On the other hand, fewer social rights, less public health, less public and free education, and less protection for human rights.
Today the societies and peoples of the developed countries are tragically experiencing the capitalist crisis created by its own market. Capitalist governments think that it is more important to save the banks than to save human beings, and it is more important to save the companies than to save people. In the capitalist system the banks have priority economic rights and enjoy first-class citizenship, which is why we can say that the banks are worth more than life. In this unfettered capitalism, individuals and peoples are not brothers and sisters, they are not citizens, they are not human beings; individuals and peoples are debt defaulters, borrowers, tenants and clients; in short, if people do not have money, they are nothing.
We are living in the kingdom of the colour green. Green like dollars are the monetary policies, green like dollars are the development policies, green like dollars are the housing policies, green like dollars are the human development policies and environmental policies. That is why, faced with the new wave of crisis of the capitalist system, its ideologues have come out in favour of privatizing nature through the so-called green economy or green capitalism.
However, the recipes of the market, of liberalism, of privatization simply generate poverty and exclusion, hunger and marginalization.
The images that unfettered capitalism leaves to the world are sinister:
(a) More than 850 million hungry people in the world, almost 200 million more than those who existed 30 years ago;
(b) Life expectancy of the poorest in the world continues to be the same as it was in 1977, that is 44 years of age;
(c) Approximately 1.3 billion people live in conditions of poverty;
(d) There are close to 230 million unemployed in the world, 40 million more than there were 30 years ago;
(e) Finally, the developed countries annually waste 700 million tons of food, that is, three times more than what Sub-Saharan Africa produces in a year.
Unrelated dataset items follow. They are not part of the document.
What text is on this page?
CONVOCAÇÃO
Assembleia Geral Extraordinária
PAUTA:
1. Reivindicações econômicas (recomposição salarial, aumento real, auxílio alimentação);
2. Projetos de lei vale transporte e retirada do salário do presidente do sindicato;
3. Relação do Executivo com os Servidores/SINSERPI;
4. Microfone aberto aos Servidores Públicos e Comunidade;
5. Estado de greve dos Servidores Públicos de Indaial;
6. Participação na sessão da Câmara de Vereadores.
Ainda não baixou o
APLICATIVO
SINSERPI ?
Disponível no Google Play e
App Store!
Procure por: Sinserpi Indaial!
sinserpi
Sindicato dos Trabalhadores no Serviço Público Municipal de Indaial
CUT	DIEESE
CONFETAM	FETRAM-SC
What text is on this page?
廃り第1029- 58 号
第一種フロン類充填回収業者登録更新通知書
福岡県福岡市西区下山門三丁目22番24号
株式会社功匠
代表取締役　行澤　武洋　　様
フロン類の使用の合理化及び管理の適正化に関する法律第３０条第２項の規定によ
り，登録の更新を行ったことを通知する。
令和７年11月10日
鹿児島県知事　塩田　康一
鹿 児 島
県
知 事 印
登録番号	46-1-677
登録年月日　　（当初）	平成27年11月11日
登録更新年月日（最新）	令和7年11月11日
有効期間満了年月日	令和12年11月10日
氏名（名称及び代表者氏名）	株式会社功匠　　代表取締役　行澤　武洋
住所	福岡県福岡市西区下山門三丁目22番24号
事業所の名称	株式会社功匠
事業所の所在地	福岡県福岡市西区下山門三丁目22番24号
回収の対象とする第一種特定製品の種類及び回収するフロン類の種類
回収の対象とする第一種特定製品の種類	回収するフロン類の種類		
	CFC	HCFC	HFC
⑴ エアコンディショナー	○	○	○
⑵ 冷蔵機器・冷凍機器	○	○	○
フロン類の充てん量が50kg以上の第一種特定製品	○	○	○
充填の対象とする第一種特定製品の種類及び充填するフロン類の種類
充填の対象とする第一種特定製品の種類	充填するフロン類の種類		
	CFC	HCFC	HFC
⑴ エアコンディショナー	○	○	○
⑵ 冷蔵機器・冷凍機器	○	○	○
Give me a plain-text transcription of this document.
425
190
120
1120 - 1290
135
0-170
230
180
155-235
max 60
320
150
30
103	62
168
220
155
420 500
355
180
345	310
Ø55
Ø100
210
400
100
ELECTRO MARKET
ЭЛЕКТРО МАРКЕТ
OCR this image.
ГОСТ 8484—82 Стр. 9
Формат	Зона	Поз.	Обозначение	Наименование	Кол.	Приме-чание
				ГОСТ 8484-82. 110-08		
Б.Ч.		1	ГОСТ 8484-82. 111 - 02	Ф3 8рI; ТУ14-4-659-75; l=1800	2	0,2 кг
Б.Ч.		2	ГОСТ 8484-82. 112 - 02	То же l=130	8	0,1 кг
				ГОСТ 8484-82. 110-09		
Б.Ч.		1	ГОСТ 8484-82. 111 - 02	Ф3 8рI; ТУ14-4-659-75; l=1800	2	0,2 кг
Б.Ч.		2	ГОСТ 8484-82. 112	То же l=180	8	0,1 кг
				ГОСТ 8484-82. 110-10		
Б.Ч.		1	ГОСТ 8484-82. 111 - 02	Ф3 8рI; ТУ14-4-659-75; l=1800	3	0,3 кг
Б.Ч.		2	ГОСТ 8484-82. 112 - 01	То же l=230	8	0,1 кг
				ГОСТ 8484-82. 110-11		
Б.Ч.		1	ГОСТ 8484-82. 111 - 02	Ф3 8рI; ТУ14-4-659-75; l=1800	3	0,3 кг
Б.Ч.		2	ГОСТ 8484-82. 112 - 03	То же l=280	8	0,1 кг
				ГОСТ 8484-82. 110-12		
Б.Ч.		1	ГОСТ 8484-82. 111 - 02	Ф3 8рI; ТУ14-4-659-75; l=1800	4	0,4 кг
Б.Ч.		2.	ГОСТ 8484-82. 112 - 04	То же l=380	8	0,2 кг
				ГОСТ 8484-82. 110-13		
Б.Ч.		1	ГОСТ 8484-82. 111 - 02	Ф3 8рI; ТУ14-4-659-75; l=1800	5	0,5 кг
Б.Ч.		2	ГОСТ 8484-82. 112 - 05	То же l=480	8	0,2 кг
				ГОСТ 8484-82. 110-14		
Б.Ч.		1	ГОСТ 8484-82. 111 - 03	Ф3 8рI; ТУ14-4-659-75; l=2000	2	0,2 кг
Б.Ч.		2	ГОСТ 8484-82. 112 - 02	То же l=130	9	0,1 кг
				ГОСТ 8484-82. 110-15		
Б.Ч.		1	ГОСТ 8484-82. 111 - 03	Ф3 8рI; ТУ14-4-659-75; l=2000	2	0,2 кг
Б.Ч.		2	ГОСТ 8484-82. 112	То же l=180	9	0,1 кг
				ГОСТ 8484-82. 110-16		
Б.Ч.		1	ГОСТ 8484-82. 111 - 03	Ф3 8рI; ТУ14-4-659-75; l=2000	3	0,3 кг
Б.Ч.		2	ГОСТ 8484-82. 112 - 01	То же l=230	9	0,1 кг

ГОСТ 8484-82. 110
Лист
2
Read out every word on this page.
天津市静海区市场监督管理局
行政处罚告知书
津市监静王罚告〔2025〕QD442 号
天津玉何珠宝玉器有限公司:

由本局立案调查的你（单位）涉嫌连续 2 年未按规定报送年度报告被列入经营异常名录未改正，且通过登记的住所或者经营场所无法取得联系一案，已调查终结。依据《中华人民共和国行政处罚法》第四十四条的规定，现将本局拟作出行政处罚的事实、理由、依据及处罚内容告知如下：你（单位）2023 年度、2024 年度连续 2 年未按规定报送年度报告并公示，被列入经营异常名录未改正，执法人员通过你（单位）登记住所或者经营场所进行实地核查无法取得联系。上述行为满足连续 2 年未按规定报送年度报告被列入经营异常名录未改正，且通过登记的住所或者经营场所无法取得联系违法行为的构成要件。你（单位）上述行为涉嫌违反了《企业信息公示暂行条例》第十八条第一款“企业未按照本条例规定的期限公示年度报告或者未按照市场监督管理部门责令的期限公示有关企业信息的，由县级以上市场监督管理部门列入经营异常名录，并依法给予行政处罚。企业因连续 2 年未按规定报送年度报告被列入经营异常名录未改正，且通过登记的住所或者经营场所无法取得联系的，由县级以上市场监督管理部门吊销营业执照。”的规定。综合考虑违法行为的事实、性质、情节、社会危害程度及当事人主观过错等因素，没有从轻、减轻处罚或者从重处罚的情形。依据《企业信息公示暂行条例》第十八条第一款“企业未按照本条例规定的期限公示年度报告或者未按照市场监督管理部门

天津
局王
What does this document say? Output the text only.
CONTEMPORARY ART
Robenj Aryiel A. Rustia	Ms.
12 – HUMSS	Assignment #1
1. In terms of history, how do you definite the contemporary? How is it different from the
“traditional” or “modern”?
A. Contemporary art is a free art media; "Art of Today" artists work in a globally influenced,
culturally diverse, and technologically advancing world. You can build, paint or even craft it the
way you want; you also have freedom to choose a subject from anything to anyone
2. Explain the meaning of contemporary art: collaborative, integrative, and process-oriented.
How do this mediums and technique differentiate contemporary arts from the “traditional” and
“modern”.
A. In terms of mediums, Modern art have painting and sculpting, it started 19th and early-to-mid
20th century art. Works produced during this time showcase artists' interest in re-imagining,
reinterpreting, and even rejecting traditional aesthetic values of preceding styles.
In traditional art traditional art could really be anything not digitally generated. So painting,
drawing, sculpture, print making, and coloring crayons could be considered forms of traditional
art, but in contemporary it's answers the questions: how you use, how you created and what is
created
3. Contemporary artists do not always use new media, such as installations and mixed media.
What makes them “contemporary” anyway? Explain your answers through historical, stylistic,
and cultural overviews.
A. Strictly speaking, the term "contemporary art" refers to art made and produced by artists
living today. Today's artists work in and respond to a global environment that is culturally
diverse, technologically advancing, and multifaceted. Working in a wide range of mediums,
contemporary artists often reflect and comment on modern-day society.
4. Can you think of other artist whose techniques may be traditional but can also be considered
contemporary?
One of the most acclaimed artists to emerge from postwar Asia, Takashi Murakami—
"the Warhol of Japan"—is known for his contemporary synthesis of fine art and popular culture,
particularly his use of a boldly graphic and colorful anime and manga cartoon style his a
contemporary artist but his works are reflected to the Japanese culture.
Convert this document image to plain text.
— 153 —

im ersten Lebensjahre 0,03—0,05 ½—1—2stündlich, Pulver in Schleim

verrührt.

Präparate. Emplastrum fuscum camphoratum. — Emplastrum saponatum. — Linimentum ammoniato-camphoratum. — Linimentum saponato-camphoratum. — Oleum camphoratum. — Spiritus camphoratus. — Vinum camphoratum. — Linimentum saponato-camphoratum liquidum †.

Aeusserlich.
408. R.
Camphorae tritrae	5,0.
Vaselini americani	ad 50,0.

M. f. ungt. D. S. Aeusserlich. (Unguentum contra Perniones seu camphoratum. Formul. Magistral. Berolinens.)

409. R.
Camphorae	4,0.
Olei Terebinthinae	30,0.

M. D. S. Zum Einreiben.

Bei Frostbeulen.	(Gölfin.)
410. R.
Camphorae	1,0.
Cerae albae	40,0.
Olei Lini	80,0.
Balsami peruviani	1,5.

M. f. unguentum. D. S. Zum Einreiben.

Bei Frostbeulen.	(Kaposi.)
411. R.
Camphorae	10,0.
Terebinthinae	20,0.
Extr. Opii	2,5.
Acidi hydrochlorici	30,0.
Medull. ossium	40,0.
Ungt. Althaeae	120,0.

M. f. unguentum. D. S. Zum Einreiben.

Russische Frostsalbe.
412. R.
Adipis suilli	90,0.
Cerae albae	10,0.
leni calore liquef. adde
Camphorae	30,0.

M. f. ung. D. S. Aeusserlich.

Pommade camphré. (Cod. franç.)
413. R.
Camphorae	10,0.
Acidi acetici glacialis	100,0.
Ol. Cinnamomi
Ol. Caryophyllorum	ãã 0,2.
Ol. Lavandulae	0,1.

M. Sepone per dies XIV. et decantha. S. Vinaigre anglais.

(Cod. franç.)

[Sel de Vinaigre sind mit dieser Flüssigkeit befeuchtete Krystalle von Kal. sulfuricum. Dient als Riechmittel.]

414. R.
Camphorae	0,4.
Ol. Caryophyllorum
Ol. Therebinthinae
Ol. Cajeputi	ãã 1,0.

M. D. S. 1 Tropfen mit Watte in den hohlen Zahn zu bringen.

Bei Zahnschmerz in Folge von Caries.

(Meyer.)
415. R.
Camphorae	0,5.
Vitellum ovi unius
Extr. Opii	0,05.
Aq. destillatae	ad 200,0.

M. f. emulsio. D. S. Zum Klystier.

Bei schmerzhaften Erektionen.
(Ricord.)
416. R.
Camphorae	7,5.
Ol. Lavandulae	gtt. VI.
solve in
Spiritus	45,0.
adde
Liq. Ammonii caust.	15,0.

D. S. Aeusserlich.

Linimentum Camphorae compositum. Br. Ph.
Among the structural causes of the global crisis of capitalism are the following:
(a) The accumulation and concentration of wealth in a few countries and in small privileged social groups,
(b) The concentration of capital in production and marketing of resources and goods that produce the quickest and greatest profit,
(c) Promotion of massive and excessive social consumption of products in the belief that to have more is to live better,
(d) Massive production of disposable products to enrich capital and increase the ecological footprint,
(e) Excessive and unsustainable extractivist productivist use of renewable and non-renewable natural resources at high environmental costs,
(f) Concentration of capital in processes of financial speculation for the purpose of generating quick and generous profits,
(g) Concentration of knowledge and technology in the rich countries and in the richest and most powerful social groups,
(h) Promotion of financial practices and extractive and commercial productive schemes that undermine the economy and sovereignty of states, particularly in the developing countries, monopolizing the control of natural resources and their earnings,
(i) Reduction of the role of states to that of weak regulators, converting large investors into managers of the property of others, and states and peoples into weak servants or partners with the myth that foreign investment can solve everything.
Sisters and brothers of the world: Capitalism has created a civilization that is wasteful, consumerist, exclusive, clientelist, a generator of opulence and misery. That is the pattern of life, production and consumption that we urgently need to transform.
The planet and humanity are in serious danger of extinction. The forests are in danger, biodiversity is in danger, the rivers and oceans are in danger and the earth is in danger. This beautiful human community that inhabits our Mother Earth is in danger owing to the climate crisis.
The causes of this climate crisis are directly related to the accumulation and concentration of wealth in a few countries and in small social groups; to massive, excessive and expensive consumption resulting from the belief that to have more is to live better; to pollutant production of disposable goods to enrich capital, increasing the ecological footprint; as well as the excessive and unsustainable extractive use for production of renewable and non-renewable natural resources at high environmental costs.
Sisters and brothers: The Plurinational State of Bolivia, echoing the voice of the world’s peoples, accepts an ethical obligation to the planet and advocates the need for human beings to recover a sense of unity and relevancy with Mother Earth.
We are in a crucial moment for the definition of the future of our planet. In our hands and in our consciousness lies the responsibility to agree on the road we are going to follow to guarantee the eradication of poverty, the distribution and redistribution of wealth, and the creation and strengthening of our social, material and spiritual conditions in order to live in harmony and equilibrium with nature.